Never Negotiate Backwards.
Backwards-negotiating is what occurs when subsequent offers are further
away from settlement than previous offers. There are times when facts
change that may alter settlement positions. However, assuming no major
changes or new discoveries, once a proposal is made, subsequent proposals
should be closer to the other side's position, not further away. Backwards
negotiating is not good-faith negotiating because it seeks to punish
the other side for rejecting a previous offer.
Never Refuse to Negotiate.
True, some cases are harder to settle than others, and some cannot
be settled. But you will never know unless you try. Settlement should
be attempted in every case, no matter how remote the prospect might
seem. Sometimes, the gap between the positions seems far too wide
to "waste" time negotiating. Yet, it is amazing how often
the gap narrows dramatically during mediation sessions. HOWEVER, the
gap cannot narrow unless there is some attempt at communication.
Be Prepared. The mediator
assigned to your case may request certain information from you. Often
this is information and documentation regarding your income, your
debts, your assets and property, any appraisals of property you've
had performed. The mediator may also request copies of several years'
worth of income tax returns. In addition, you will also want to have
in mind what your ideal parenting plan would consist of as a beginning
point for the negotiation process. We recommend that you make two
lists; one consisting of the things you absolutely "must have"
and would be less willing to negotiate on and the other listing the
things that are less important to you that you would be willing to
give up and could therefore use to negotiate for things more important
to you.
Identify the Constraints.
As you are thinking these points through you will also begin to identify
those external constraints that must be recognized and factored in.

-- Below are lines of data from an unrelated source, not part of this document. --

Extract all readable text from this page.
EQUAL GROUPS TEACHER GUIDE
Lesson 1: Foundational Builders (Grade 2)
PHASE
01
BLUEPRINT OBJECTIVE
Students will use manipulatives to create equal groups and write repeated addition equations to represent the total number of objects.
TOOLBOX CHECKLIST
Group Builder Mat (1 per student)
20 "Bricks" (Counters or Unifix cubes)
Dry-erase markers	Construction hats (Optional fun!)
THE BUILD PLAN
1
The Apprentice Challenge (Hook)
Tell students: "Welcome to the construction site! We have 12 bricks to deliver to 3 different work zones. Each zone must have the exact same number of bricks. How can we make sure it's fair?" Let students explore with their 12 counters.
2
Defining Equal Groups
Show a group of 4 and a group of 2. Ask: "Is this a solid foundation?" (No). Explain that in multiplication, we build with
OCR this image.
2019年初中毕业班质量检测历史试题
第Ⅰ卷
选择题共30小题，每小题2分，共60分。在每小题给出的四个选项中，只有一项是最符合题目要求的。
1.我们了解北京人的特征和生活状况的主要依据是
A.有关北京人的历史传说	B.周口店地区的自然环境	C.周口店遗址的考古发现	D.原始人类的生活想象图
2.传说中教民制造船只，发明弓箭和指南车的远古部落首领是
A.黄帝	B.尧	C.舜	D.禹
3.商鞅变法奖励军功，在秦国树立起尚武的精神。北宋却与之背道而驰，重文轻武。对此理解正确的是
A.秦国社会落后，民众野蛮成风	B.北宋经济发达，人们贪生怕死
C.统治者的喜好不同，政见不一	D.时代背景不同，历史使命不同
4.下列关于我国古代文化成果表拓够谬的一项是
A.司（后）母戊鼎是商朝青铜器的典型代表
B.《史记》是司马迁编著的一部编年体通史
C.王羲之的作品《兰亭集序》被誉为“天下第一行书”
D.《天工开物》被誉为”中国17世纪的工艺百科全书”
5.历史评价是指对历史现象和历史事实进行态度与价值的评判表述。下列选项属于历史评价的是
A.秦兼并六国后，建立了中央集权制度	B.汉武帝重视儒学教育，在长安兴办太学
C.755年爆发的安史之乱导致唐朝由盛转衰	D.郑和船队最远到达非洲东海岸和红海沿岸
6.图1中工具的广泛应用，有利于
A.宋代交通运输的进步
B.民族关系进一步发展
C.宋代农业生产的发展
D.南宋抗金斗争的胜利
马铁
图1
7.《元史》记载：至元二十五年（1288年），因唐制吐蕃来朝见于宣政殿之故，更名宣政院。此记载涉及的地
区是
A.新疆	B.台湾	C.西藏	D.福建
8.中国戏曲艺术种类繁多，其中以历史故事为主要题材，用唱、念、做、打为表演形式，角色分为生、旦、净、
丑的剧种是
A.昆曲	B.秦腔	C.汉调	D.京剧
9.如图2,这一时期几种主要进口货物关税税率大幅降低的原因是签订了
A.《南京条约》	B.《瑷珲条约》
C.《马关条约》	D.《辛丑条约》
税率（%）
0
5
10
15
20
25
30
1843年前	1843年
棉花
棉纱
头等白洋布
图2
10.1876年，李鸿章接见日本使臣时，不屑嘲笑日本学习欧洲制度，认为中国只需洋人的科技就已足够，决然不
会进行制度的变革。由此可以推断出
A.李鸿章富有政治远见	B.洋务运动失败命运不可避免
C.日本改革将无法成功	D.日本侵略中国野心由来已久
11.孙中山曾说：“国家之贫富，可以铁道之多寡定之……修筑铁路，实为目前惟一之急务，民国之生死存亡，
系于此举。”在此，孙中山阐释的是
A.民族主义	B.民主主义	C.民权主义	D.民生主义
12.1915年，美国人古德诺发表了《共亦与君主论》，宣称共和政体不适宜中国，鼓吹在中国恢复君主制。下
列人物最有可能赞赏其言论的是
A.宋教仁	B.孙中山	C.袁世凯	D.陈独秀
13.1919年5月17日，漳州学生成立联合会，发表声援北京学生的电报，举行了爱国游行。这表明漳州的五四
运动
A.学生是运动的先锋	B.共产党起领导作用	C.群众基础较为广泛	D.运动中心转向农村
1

For example you cannot divide more than is totally available. You
can't ask for $15,000 and expect your partner to live on $10,000 if
the total income is only $20,000. Or, if there is only one auto, and
one income producer, and the only way to get to work is by auto, then
this places a constraint on who gets the auto. If you think these
points through in preparation, you won't be surprised in the actual
negotiations.
If at any time during the mediation process
you have any questions or concerns, you are encouraged to call our office
and discuss those. We ask that you keep our office updated as to the
progress of your mediation process. You can do so by contacting the
paralegal assigned to your case after each mediation session. You are
always welcome to have your attorney review any of the draft mediation
agreements and you should ALWAYS have your attorney review any
and all agreements before you sign them. Under no circumstances
should you sign a final mediation agreement without first reviewing
it in detail with your attorney.
You should be aware that while you are
going through the mediation process, our office still has court ordered
deadlines to meet and must still proceed and prepare your case as if
it were going to trial. This means from time to time we will be asking
for information from you and you may still have court hearings during
this process. HOWEVER, we encourage our clients to reach a settlement
resolution through mediation if at all possible. We feel that is always
the best case scenario for all concerned. It's been our experience that
mediating couples are more likely to be satisfied with the process and
the results, likely to take less time and spend less money, and are
less likely to go back to court later to fight about something. The
main advantage of mediation is that it keeps you and your former spouse
in control of your own case. That can make all the difference in your
recovering from your relationship and moving on with your life.